Now, the powder is subjected to vibration by dropping a heavy hammer from a set height. This causes the powder cone to collapse. The angle of the collapsed powder is measured at different positions three times, and the data is entered into the software. The angle of difference is automatically calculated. A similar procedure is followed to calculate the angle of the spatula before and after vibration.
Loose bulk density is calculated by passing the powder through a loose bulk density funnel into a density measuring cup of known volume, overflowing the cup. The excess powder is removed, and the cup is measured to calculate the loose bulk density.

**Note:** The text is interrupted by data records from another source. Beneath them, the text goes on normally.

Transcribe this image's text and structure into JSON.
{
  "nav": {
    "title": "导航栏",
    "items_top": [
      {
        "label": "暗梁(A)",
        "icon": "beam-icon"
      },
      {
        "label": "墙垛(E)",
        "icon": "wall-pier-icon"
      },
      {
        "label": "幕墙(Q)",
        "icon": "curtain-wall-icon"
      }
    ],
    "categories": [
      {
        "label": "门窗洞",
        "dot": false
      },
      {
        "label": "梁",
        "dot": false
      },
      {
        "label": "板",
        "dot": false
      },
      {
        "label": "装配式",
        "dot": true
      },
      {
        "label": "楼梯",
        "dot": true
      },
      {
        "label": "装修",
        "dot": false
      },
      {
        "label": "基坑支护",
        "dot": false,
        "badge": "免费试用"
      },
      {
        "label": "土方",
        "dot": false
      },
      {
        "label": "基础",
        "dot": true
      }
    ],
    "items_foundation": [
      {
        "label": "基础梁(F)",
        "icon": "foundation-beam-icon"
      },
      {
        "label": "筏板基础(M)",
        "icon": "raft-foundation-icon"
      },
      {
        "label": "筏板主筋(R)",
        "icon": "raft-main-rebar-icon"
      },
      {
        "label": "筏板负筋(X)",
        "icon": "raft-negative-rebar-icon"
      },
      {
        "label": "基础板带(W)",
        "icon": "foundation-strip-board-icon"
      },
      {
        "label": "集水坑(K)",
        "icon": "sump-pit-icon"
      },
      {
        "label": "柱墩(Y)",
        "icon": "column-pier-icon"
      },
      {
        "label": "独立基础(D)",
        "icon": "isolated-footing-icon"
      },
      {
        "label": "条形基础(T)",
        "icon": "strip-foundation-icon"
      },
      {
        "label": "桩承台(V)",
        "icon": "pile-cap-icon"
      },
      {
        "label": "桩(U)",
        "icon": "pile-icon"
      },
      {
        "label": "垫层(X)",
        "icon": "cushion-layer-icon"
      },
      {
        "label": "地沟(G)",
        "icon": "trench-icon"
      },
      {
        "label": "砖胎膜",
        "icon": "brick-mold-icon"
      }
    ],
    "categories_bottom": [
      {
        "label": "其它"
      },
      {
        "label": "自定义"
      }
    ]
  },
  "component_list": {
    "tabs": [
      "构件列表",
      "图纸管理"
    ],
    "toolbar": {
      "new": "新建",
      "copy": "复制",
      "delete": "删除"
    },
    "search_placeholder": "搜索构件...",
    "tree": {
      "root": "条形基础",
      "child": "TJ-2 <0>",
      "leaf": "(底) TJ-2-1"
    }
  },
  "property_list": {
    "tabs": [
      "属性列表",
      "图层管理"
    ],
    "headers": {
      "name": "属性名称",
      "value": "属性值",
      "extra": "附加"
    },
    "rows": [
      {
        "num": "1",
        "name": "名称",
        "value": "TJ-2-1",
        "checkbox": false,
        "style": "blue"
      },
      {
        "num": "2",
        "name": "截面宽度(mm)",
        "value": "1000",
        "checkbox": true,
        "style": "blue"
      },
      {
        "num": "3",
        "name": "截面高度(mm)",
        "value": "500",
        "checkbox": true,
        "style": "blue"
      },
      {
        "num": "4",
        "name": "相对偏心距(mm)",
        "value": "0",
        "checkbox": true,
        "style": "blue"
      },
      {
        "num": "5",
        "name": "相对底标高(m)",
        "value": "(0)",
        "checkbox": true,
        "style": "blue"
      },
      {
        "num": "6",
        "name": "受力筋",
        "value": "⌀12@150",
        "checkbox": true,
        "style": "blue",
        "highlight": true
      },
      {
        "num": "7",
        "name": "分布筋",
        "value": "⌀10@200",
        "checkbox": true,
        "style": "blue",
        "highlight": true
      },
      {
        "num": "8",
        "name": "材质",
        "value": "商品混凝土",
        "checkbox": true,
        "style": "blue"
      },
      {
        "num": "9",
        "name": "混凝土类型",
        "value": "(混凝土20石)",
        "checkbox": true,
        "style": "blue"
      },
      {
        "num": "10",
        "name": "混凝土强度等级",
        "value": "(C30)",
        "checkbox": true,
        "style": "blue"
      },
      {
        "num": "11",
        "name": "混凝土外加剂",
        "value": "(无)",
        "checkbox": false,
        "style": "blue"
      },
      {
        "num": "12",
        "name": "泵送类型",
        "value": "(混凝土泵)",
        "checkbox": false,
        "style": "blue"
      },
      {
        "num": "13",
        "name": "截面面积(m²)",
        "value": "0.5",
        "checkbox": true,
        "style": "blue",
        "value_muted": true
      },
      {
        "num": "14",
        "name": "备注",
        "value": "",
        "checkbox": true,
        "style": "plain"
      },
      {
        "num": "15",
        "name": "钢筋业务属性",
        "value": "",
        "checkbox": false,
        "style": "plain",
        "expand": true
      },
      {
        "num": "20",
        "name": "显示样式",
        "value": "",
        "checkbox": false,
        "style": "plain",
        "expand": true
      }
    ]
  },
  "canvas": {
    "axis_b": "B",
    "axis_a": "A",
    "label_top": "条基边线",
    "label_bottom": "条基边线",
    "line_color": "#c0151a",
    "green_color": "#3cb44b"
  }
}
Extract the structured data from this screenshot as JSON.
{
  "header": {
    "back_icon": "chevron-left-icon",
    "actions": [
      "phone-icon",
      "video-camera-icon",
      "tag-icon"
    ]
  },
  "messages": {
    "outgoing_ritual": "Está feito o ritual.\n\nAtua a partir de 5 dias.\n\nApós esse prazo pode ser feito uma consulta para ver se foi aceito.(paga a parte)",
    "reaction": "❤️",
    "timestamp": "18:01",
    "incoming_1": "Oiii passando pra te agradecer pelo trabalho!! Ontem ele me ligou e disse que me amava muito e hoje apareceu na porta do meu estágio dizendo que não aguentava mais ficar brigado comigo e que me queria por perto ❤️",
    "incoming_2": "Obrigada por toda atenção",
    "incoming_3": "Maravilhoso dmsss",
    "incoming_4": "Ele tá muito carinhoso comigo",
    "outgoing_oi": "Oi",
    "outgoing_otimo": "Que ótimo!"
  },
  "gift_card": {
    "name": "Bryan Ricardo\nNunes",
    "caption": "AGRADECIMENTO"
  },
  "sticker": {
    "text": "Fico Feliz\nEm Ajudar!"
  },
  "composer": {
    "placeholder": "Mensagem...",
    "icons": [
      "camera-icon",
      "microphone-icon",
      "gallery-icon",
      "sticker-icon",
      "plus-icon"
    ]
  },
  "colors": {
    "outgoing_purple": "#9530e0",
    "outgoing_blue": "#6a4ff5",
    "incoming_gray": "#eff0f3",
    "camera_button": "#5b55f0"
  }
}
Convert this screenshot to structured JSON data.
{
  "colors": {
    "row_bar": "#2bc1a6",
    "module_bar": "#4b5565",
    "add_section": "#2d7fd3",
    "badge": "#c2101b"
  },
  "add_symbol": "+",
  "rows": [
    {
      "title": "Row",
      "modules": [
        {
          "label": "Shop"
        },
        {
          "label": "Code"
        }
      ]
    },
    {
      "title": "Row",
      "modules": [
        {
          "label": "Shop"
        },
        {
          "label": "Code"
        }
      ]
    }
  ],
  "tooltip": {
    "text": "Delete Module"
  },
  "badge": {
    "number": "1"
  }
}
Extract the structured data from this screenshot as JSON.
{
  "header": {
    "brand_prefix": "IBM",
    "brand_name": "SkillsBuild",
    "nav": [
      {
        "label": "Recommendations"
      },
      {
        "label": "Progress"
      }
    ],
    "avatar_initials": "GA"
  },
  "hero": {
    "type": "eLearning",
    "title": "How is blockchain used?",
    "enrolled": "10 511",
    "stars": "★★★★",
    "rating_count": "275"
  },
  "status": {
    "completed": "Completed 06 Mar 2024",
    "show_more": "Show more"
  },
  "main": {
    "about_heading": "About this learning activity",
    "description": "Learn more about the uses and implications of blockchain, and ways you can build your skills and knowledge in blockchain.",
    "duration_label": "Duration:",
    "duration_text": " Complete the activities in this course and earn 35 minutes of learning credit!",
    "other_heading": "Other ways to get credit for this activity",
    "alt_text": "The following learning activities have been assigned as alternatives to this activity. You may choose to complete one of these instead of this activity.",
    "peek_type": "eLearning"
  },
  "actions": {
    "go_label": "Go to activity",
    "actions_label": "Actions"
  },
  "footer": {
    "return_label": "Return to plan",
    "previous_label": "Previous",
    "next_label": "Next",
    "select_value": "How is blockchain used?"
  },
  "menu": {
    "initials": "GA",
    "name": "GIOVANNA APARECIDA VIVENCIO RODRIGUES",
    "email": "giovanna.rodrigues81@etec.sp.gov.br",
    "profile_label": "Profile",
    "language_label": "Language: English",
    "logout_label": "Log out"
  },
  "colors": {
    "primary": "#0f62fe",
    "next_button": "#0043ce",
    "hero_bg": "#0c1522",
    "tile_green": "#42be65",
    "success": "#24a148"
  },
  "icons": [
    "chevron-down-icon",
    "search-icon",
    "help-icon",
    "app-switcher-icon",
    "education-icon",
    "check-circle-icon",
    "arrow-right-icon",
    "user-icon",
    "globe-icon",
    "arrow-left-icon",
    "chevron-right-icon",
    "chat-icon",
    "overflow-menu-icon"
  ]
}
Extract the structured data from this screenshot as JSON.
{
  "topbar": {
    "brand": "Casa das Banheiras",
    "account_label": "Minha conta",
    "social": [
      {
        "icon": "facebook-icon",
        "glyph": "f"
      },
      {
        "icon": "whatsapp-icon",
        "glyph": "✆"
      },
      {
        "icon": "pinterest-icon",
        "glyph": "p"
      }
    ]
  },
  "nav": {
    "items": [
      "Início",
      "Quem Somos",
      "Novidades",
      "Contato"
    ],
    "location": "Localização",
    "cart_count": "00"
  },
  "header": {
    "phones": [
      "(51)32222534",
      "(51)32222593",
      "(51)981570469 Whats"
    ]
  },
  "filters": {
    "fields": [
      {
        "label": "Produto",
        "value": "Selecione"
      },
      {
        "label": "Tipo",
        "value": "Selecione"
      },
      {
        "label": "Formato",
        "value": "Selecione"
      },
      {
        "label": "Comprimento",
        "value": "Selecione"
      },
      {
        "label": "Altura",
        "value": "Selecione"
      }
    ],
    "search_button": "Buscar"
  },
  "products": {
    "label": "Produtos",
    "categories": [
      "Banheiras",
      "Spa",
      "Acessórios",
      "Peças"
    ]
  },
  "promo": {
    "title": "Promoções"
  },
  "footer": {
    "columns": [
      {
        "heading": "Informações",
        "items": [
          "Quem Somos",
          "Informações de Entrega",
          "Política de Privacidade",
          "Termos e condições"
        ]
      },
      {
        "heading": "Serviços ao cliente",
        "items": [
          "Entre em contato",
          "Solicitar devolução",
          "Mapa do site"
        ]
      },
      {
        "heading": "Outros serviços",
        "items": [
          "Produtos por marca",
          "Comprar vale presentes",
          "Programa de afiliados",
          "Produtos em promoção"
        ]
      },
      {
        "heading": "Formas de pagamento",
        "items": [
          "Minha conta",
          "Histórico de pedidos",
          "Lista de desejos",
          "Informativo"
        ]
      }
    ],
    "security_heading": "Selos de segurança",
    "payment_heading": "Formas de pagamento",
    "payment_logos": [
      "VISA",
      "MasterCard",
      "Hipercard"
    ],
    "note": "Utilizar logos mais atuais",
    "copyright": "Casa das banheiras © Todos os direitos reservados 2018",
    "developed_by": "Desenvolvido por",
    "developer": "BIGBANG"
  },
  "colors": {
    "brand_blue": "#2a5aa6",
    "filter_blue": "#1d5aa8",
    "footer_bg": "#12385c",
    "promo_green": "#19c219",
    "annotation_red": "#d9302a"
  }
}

The powder in the cup is then subjected to vertical vibration to allow settling, with additional powder added as required. Once the settling ceases, the powder is leveled off, and the cup is measured to calculate the tapped density. Both sets of data are entered into the software to calculate the compressibility of the powder.
Before these measurements, the powder is sieved using a set of three sieves with varying mesh sizes, selected as per the loose bulk density range and the powder’s screening behavior. The powder is sieved for a specified duration. The different particle size fractions are then weighed, and the results are entered into the software to measure the powder’s cohesion.
For powders where the measurement of cohesion is challenging, uniformity is assessed using the ratio of two characteristic values obtained from a particle size distribution tester (e.g., AS-2011).
The dispersibility of the powder is calculated by dispersing the powder in a test chamber, and the weight of powder collected in a tray is measured.
The flowability index of the powder is calculated by adding the data related to angle of repose, spatula, compressibility, cohesion, and uniformity in the software. The software also provides details on flowability characteristics.
The jet index of the powder is calculated from the flowability index, the angle of difference, the angle of spatula, and dispersibility. Based on the results, the software also provides suitable recommendations for powder encapsulation.
By using the powder’s specific gravity, the software also automatically calculates the powder’s porosity.